Route information
- Length: 90.2 km (56.0 mi)

Major junctions
- From: Km 298.1 of I-7, Elhovo
- To: Km 241.9 of I-9, Burgas

Location
- Country: Bulgaria
- Towns: Elhovo, Bolyarovo, Sredets, Burgas

Highway system
- Highways in Bulgaria;

= II-79 road (Bulgaria) =

Road in Bulgaria

Republican Road II-79 (Републикански път II-79) is a 2nd class road in southeastern Bulgaria, running through the territory of Yambol and Burgas Provinces. Its length is 90.2 km.

== Route description ==
The road starts at Km 298.1 of the first class I-7 road in the eastern part the town of Elhovo in Yambol Province, and heads east through the Elhovo Field. It passes through the villages of Zlatinitsa and Dobrich and reaches the town of Bolyarovo. From there it heads east–northeast and enters the northwestern reaches of the Strandzha mountain range — the Karatepe ridge. The road runs through the village of Golyamo Krushevo, enters Burgas Province and turns northeast.

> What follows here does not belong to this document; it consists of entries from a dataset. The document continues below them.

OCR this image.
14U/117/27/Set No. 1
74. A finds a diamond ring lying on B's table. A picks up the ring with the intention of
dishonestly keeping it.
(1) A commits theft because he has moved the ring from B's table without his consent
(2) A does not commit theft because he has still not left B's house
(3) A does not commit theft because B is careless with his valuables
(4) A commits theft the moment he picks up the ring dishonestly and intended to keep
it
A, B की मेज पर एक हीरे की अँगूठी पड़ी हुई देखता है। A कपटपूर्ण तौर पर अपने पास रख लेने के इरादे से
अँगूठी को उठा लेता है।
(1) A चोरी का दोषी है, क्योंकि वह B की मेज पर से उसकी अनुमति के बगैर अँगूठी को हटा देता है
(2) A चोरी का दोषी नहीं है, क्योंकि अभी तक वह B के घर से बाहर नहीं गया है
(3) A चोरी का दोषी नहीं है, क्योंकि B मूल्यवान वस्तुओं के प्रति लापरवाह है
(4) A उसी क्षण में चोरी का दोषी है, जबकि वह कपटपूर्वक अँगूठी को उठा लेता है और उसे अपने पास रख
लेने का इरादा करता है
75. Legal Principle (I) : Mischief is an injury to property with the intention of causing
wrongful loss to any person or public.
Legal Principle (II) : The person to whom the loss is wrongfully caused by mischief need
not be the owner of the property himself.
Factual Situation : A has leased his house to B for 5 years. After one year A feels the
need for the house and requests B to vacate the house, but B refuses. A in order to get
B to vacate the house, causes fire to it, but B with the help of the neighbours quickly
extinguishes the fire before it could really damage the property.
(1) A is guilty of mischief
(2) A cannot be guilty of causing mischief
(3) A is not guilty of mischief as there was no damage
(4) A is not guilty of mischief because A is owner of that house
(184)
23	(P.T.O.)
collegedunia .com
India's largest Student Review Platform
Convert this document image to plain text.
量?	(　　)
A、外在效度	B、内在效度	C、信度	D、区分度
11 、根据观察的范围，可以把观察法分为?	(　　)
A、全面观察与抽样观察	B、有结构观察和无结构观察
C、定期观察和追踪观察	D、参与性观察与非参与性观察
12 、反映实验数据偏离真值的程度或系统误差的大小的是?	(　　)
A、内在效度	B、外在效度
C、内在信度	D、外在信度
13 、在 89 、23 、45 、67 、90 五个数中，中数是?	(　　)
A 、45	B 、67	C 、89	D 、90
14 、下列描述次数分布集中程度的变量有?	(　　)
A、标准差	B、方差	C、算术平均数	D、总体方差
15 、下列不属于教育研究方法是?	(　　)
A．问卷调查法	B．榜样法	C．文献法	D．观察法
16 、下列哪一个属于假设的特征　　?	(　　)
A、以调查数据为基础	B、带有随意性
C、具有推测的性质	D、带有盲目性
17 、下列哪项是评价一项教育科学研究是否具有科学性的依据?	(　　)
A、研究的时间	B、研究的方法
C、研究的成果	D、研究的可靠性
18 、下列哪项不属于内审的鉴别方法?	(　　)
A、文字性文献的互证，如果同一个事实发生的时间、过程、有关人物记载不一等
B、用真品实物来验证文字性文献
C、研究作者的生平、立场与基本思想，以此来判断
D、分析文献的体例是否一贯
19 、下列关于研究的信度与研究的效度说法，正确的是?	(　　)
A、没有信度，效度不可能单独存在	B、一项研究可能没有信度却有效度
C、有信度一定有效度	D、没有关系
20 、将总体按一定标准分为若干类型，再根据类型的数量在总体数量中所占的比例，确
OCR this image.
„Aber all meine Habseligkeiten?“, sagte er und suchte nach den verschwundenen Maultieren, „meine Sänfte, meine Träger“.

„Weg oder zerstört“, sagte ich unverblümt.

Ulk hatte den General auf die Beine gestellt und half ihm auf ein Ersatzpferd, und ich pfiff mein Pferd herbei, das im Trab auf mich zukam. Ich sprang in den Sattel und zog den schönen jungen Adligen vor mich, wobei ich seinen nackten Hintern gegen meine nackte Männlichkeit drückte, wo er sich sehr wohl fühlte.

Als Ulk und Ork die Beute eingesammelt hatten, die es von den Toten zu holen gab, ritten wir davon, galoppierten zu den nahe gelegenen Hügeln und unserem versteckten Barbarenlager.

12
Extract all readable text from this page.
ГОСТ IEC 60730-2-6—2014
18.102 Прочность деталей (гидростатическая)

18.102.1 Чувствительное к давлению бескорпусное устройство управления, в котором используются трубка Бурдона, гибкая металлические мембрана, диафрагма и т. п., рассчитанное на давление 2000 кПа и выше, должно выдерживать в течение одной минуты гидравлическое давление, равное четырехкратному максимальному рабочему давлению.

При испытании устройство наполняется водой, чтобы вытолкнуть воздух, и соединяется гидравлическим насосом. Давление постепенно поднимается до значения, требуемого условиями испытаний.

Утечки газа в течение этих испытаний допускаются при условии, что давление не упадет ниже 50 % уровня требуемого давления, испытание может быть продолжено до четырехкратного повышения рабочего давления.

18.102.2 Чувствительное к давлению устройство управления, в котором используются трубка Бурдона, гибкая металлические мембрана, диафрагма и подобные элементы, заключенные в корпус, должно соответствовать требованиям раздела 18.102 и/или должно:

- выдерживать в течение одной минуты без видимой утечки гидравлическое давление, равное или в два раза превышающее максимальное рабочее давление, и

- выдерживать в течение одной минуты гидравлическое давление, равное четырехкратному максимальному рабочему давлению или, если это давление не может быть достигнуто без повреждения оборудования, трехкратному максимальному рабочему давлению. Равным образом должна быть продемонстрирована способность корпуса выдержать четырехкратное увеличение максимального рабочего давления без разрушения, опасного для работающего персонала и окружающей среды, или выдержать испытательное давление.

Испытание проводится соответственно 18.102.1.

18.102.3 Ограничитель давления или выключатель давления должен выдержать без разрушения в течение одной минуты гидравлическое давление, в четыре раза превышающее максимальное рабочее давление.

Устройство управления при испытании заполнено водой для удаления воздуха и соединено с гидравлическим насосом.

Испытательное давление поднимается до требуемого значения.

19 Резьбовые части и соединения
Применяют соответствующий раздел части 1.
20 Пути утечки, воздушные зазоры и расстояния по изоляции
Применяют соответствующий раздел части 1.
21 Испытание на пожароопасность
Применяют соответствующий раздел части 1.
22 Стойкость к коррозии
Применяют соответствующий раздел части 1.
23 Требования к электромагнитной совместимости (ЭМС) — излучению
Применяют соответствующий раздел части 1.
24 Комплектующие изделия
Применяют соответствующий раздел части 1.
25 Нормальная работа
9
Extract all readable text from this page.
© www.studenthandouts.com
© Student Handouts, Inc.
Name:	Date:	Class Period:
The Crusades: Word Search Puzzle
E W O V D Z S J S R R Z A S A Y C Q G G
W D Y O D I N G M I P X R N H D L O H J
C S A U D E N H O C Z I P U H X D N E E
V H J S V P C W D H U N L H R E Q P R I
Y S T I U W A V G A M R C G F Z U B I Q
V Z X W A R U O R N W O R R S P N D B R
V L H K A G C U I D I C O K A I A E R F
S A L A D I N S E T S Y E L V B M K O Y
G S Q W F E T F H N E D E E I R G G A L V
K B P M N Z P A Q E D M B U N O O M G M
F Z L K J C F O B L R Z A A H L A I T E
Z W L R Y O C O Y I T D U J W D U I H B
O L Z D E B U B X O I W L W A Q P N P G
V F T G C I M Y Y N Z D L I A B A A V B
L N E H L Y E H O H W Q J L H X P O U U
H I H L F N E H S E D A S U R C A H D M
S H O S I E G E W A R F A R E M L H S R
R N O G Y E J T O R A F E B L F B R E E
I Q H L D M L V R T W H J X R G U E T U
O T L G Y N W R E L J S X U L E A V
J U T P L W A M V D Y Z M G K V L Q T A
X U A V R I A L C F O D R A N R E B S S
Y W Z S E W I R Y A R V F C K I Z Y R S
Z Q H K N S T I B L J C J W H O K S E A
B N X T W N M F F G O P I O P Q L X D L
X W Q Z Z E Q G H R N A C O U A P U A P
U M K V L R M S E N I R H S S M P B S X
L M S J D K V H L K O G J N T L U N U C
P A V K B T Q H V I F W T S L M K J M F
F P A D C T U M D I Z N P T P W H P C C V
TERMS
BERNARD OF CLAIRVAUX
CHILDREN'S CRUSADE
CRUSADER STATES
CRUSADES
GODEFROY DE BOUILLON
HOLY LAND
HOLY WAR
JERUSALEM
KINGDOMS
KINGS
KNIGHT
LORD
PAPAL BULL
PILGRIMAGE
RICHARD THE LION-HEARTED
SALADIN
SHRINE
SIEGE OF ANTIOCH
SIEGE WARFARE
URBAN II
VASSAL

In the vicinity of the Bozhura refuge it cuts through the highest part of Karatepe and descends steeply to the Burgas Plain at the town of Sredets, where it intersects with the terminus of the second class II-53 road. From the town it follows the valley of the river Sredetska reka, passes through the villages of Debelt and Konstantinovo, runs along the northern shores of Lake Mandrensko, crosses the Meden Rudnik neighbourhood of the Black Sea port city of Burgas and reaches its terminus in the southern industrial zone of the city at Km 241.9 of the first class I-9 road.